The obsession with content marketing and sponsored ad content has been closely examined and touted as the number one trend for marketers this year. The trend will continue to drive the surge in digital ad revenues and put the pressure on digital publishers to deliver.
While more business is always a good thing, these pressures have translated into real challenges for many who struggle to understand how to accurately package and present their audience demographics outside of general website traffic metrics. This is, of course, necessary to attract and land deals with major advertisers in today’s competitive content marketing landscape.
To win accounts and beat the competition, publishers must follow a three-part strategy: get the data, analyze the data and present the data. In other words, the major challenge for today’s publisher is data.
Never before has data been so important.
Digital publishers need to start taking targeting seriously. The age of mass blast, one-size-fits-all traditional advertising and editorial is over. Top B2B advertisers need to know what publishers can offer other than the basic traffic statistics. CPMs are taking a back seat to audience demographics.
Starting with the basics, you must have traffic trends (sessions, time on site, new versus repeat, etc.). Next, to attract high-paying B2B advertisers, the professional attributes of your audience play a major role.
In a B2B marketing predictions article, Abby Perkins predicted growth in micro-targeting for 2015. She posited that “Micro-targeting uses data to help companies better understand – and market to – groups of specifically targeted audiences [which] allows businesses to modify content and messaging more accurately to customers’ actual preferences and needs.”
Industry, job area, job level, company size and geographic location are the new norm for audience demographics. A media kit is wasted without the inclusion of these professional profiles of your audience.
Developing data-driven professional profiles of your audience is critical. Publishers that choose to assume the demographic makeup of their audience, rather than using real first party data, will quickly realize what happens when you make assumptions.
To acquire data, you first need to capture it. If you’re just getting started, you could survey your audience. Survey Monkey provides excellent free and paid tools to solicit feedback directly from your readers. Beware that this can be costly and time-consuming.
A second way to capture demographic data is to ask for it via a form in exchange for premium content. This format requires a more advanced platform to capture, store, and analyze the data than simple surveys, but is well worth the investment if you’re in it for the long haul.
Google Analytics is an excellent tool for standard traffic trends and basic demographic information. Bonus: Their new “Interests” statistics report affinity categories and in-market segment data.
Depending upon your data acquisition tool, gathering and analyzing the data may or may not be challenging.
To effectively report audience profiles, publishers need to surface the key insights from the acquired data sets. For example, audience insights might look like this:
This quick hitting data set provides direct insight into your audience for B2B advertisers.

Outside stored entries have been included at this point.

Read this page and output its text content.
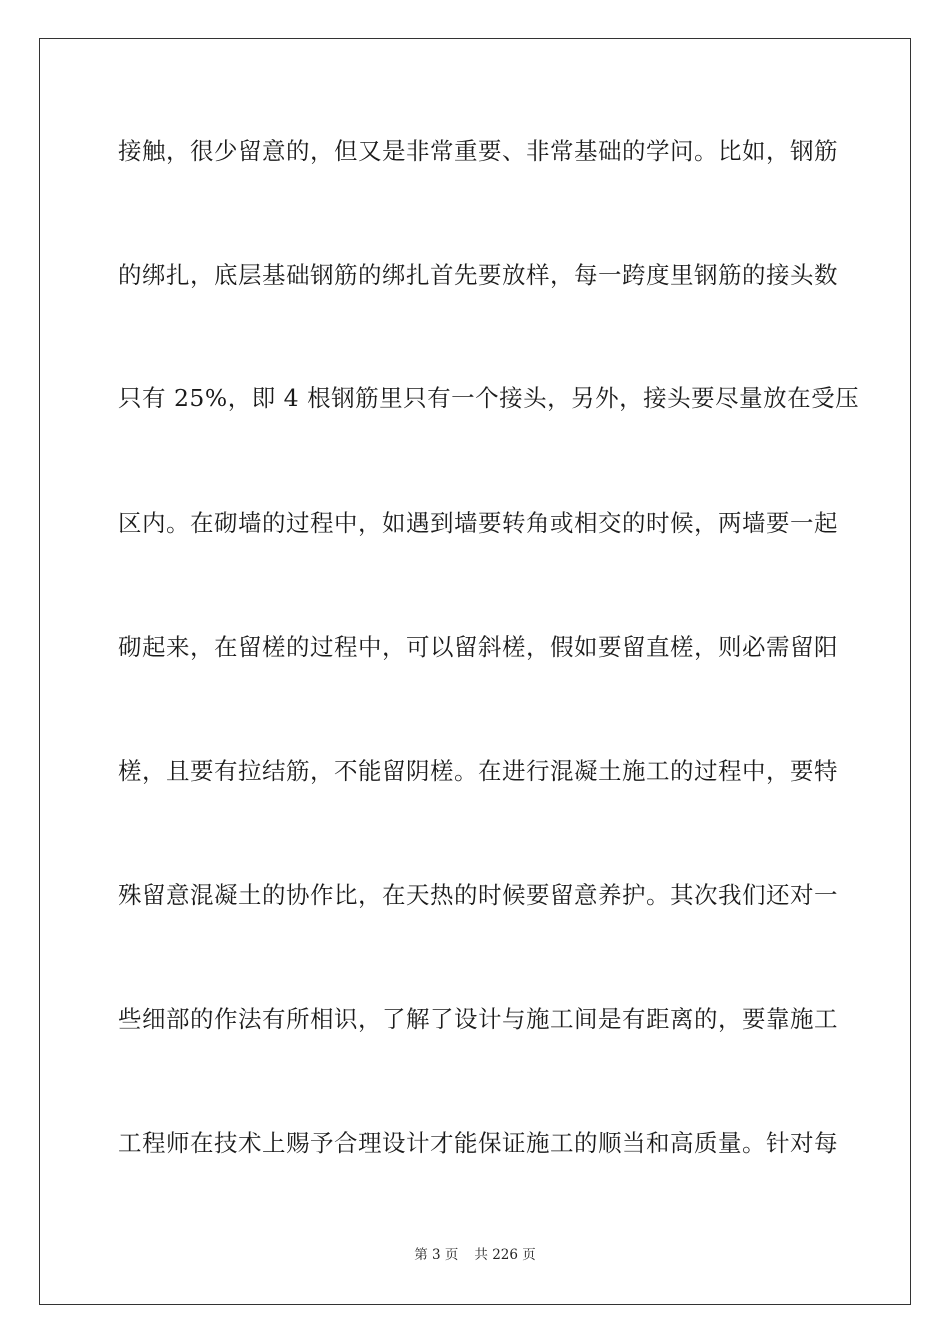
接触，很少留意的，但又是非常重要、非常基础的学问。比如，钢筋
的绑扎，底层基础钢筋的绑扎首先要放样，每一跨度里钢筋的接头数
只有 25%，即 4 根钢筋里只有一个接头，另外，接头要尽量放在受压
区内。在砌墙的过程中，如遇到墙要转角或相交的时候，两墙要一起
砌起来，在留槎的过程中，可以留斜槎，假如要留直槎，则必需留阳
槎，且要有拉结筋，不能留阴槎。在进行混凝土施工的过程中，要特
殊留意混凝土的协作比，在天热的时候要留意养护。其次我们还对一
些细部的作法有所相识，了解了设计与施工间是有距离的，要靠施工
工程师在技术上赐予合理设计才能保证施工的顺当和高质量。针对每
第 3 页 共 226 页
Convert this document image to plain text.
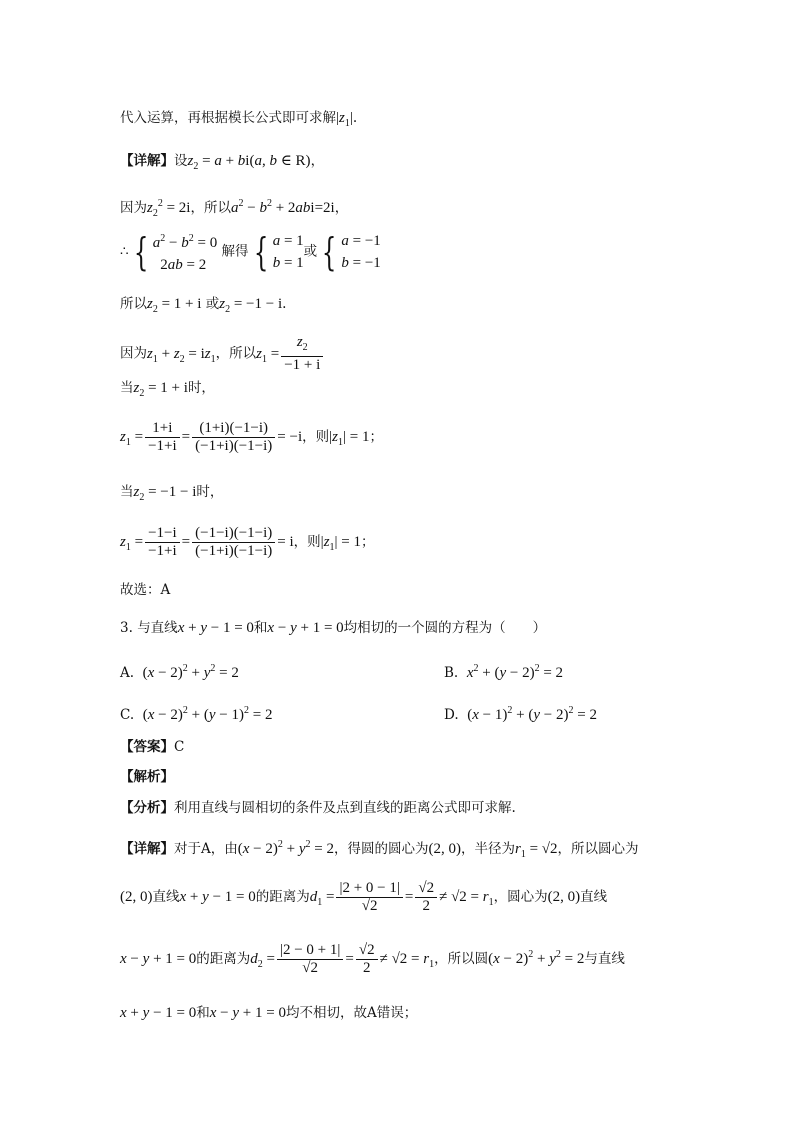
代入运算，再根据模长公式即可求解$|z_1|$.
【详解】设$z_2 = a + bi(a$, b ∈ R)，
因为$z_2^2 = 2i$，所以$a^2 - b^2 + 2abi=2i$，
∴ { $a^2 - b^2 = 0$
2ab = 2
解得 { a = 1
b = 1
或 { a = −1
b = −1
所以$z_2 = 1 + i$ 或$z_2 = -1 - i$.
因为$z_1 + z_2 = iz_1$，所以$z_1 = \frac{z_2}{-1 + i}$
当$z_2 = 1 + i$时，
$z_1 = \frac{1+i}{-1+i} = \frac{(1+i)(-1-i)}{(-1+i)(-1-i)} = -i$，则$|z_1| = 1$；
当$z_2 = -1 - i$时，
$z_1 = \frac{-1-i}{-1+i} = \frac{(-1-i)(-1-i)}{(-1+i)(-1-i)} = i$，则$|z_1| = 1$；
故选：A
3. 与直线x + y − 1 = 0和x − y + 1 = 0均相切的一个圆的方程为（　　）
A. $(x - 2)^2 + y^2 = 2$	B. $x^2 + (y - 2)^2 = 2$
C. $(x - 2)^2 + (y - 1)^2 = 2$	D. $(x - 1)^2 + (y - 2)^2 = 2$
【答案】C
【解析】
【分析】利用直线与圆相切的条件及点到直线的距离公式即可求解.
【详解】对于A，由$(x - 2)^2 + y^2 = 2$，得圆的圆心为(2, 0)，半径为$r_1 = √2$，所以圆心为
(2, 0)直线x + y − 1 = 0的距离为$d_1 = \frac{|2 + 0 - 1|}{√2} = \frac{√2}{2} \ne √2 = r_1$，圆心为(2, 0)直线
x − y + 1 = 0的距离为$d_2 = \frac{|2 - 0 + 1|}{√2} = \frac{√2}{2} \ne √2 = r_1$，所以圆$(x - 2)^2 + y^2 = 2$与直线
x + y − 1 = 0和x − y + 1 = 0均不相切，故A错误；
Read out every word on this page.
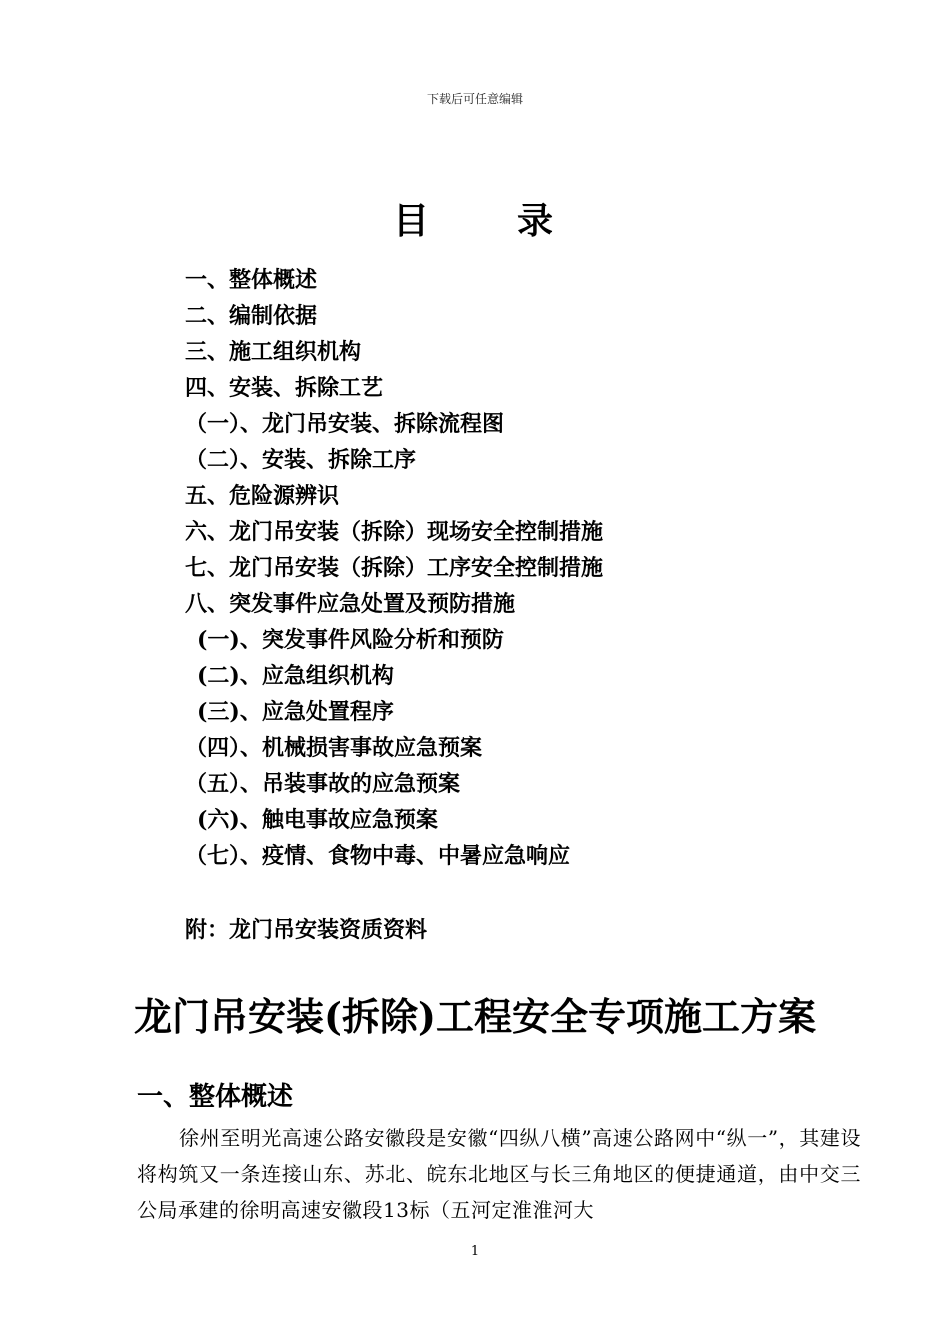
下载后可任意编辑
目 录
一、整体概述
二、编制依据
三、施工组织机构
四、安装、拆除工艺
（一）、龙门吊安装、拆除流程图
（二）、安装、拆除工序
五、危险源辨识
六、龙门吊安装（拆除）现场安全控制措施
七、龙门吊安装（拆除）工序安全控制措施
八、突发事件应急处置及预防措施
(一)、突发事件风险分析和预防
(二)、应急组织机构
(三)、应急处置程序
（四）、机械损害事故应急预案
（五）、吊装事故的应急预案
(六)、触电事故应急预案
（七）、疫情、食物中毒、中暑应急响应
附：龙门吊安装资质资料
龙门吊安装(拆除)工程安全专项施工方案
一、整体概述
徐州至明光高速公路安徽段是安徽“四纵八横”高速公路网中“纵一”，其建设将构筑又一条连接山东、苏北、皖东北地区与长三角地区的便捷通道，由中交三公局承建的徐明高速安徽段13标（五河定淮淮河大
1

Presenting the data is the final step in landing a big ad campaign. An official media kit is the best method for delivering your insights. Publishers can choose to publically display a media kit on an "Advertise" page or more privately on a per request basis delivered as a PDF.
Search Engine Journal is an excellent example of a well-designed, all-encompassing media kit. The Advertise page is effectively designed to segment the wide attributes of their audience, calling specific attention to the largest categories.
Just this month, the B2B Publisher Network RevResponse released a new audience analytics tool for all publishers. Available directly in the publisher’s dashboard, Audience Intelligence Reports provide an on-demand profile of their audience with data points such as industry, job area, job level, company size and geographic location—never before seen in the space and typically only available through a paid third-party service. Audience Intelligence Reports are designed and optimized for direct inclusion in media kits for publishers.
"Audience analytics and visualizations based on first party-sourced data will provide our publishers with a solution that keeps them informed of their user’s attributes, interests, and needs at any given time,” said Vice President of Audience Development for NetLine, David Fortino. “Audience loyalty and engagement is difficult, at best, these days. Offering our publishers direct access to the composite profile of who their audience really is will be invaluable to them.”
We’re not done with 2015 yet; don’t let the pressure crush you. Instead, arm yourself with data-driven audience insights to crush the competition.